This week, as part of the kids' summer vacation we took them to the Herzl Museum at Har Herzl. It has recently been renovated and modernised. So here are a few impressions.
The museum is built with certain assumptions in mind. There is no doubt that it is directed at the young Israeli public, and to this purpose, it has to explain certain things:
1. It has to explain what anti-semitism is. It is quite incredible that our kids who grew up here have no idea of fear of non-Jews, or any sense of discrimination. As for my growing up in England, anti-semitic remarks were always around, and there was a latent feeling that as Jews we were somewhat vulnerable to attack. Israeli kids have no concept of an environment of exclusion and Jew hatred. (For example, we were discussing Soviet Jewry the other day and talking about Jews being restricted from practising their religion. My 4-yr-old said: "But where were the chayalim? Wherer were the Jewish Chayalim?" - He cannot conceive of Jews as oppressed, powerless; as objects of discrimination.)

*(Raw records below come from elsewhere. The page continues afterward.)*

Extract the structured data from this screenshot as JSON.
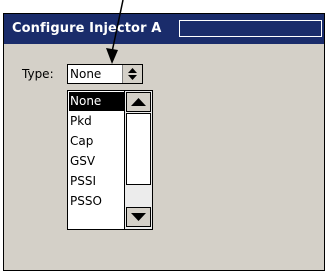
{
  "window": {
    "title": "Configure Injector A",
    "title_field_value": ""
  },
  "form": {
    "type_label": "Type:",
    "type_selected": "None"
  },
  "dropdown": {
    "options": [
      "None",
      "Pkd",
      "Cap",
      "GSV",
      "PSSI",
      "PSSO"
    ],
    "highlighted": "None"
  },
  "colors": {
    "titlebar_bg": "#1a2c6b",
    "title_text": "#ffffff",
    "window_bg": "#d4d0c8",
    "selection_bg": "#000000"
  },
  "icons": {
    "spin": "up-down-spin-icon",
    "scroll_up": "scroll-up-arrow-icon",
    "scroll_down": "scroll-down-arrow-icon",
    "annotation": "pointer-arrow-icon"
  }
}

So that is one thing they have to teach.
2. A second thing they try to transmit is the atmosphere of culture, of nobility, dignity and even high-society that represented the way of life for the ruling European echelons. From a contemporary Israeli perspective, life is so casual, there is so little sense of ceremony and formality that they need to explain this, both in order to describe Herzl's European persona, and also the manner in which he sought to launch his Congress in the best of European formality and decorum.
3. But the prime reflection that strikes a person as they experience the museum is that clearly the assumption is that young (school age?) Israelis see Herzl as archaic and irrelevant to their lives. It represents an out-of-touch fuddy-duddy man who dreamed of an Israel that has nothing to do with the Israel that we live in.
Here, I experienced a certain frustration. For me, as a Zionist, I was looking forward to something of a pilgrimage, to take my children to a place in which the assumption is that this man envisioned the reality of a Jewish national home, and set the foundational momentum to make it happen. Israeli society clearly has little sense of its "Founding Fathers." That is certainly a bad thing.
The museum ends by raising the question as to what degree Herzl's vision has been fulfilled. Is Israel the beacon of civilisation pushing back the frontier against barbarianism in the East? Is Israel the economic and industrial power that Herzl envisioned? Does it fulfill his thinking as regards the place of religion, and did he envisage a war-torn country, fighting well beyond its sixth decade?
And yet, this discussion as to the texture of Israeli civic society, about its values, its cultural thrust, its ideals, norms and principles, are a vital discussion. Frequently, I feel we discuss these issues only in moments of despair and crisis, and even then, as rivaling camps, as combaatants rather than people who seek to live together. Two recent events: the shooting at a Gay center in Tel Aviv (link), and the question of whether to deport Foreign Workers (link) have raised vital questions about what it means to be a "Jewish" - Yes, Jewish country.
Does Judaism dictate that we look out for the stranger in our midst (link), or alternatively, that we ensure that there are fewer non-Jews living amongst us, to reduce the possibility of intermarriage and assimilation?
Does Judaism dictate respect and tolerance, or does it condemn Homosexuals because the Torah forbids it? Do we hope, plan, educate to an atmosphere, a national culture of tolerance, acceptance, mutual respect, or one of condemnation, judgmentalism, and exclusion? And if we adopt the former set of norms, then how do we work towards goals and ideals? and in what way can we furter the Jewish charachter of the country?
I have been reading Rabbi Sacks' new book, "Future Tense". He has a chapter (A New Zionism) about this point:
"The first challenge of Zionism, the creation of a Jewish state, has been achieved. The second, the creation of a Jewish society, has barely begun."
Rabbi Sacks talks about " the absence of an Israeli national narrative" and the fact that we have yet to define a national set of priorities that can gain widespread commitment and give a raison d'etre for the entire nation. This is the building of a Jewish SOCIETY rather than just the building of a STATE. Here there are vital questions, and the work of Herzl and his compatriots are far from finished. We desperately need to have this conversation; yes - a conversation, rather than a confrontation. For this reason, we cannot enter, let alone emerge, from the Herzl museum tired and cynical.
There is much work to be done, and many unanswered questions.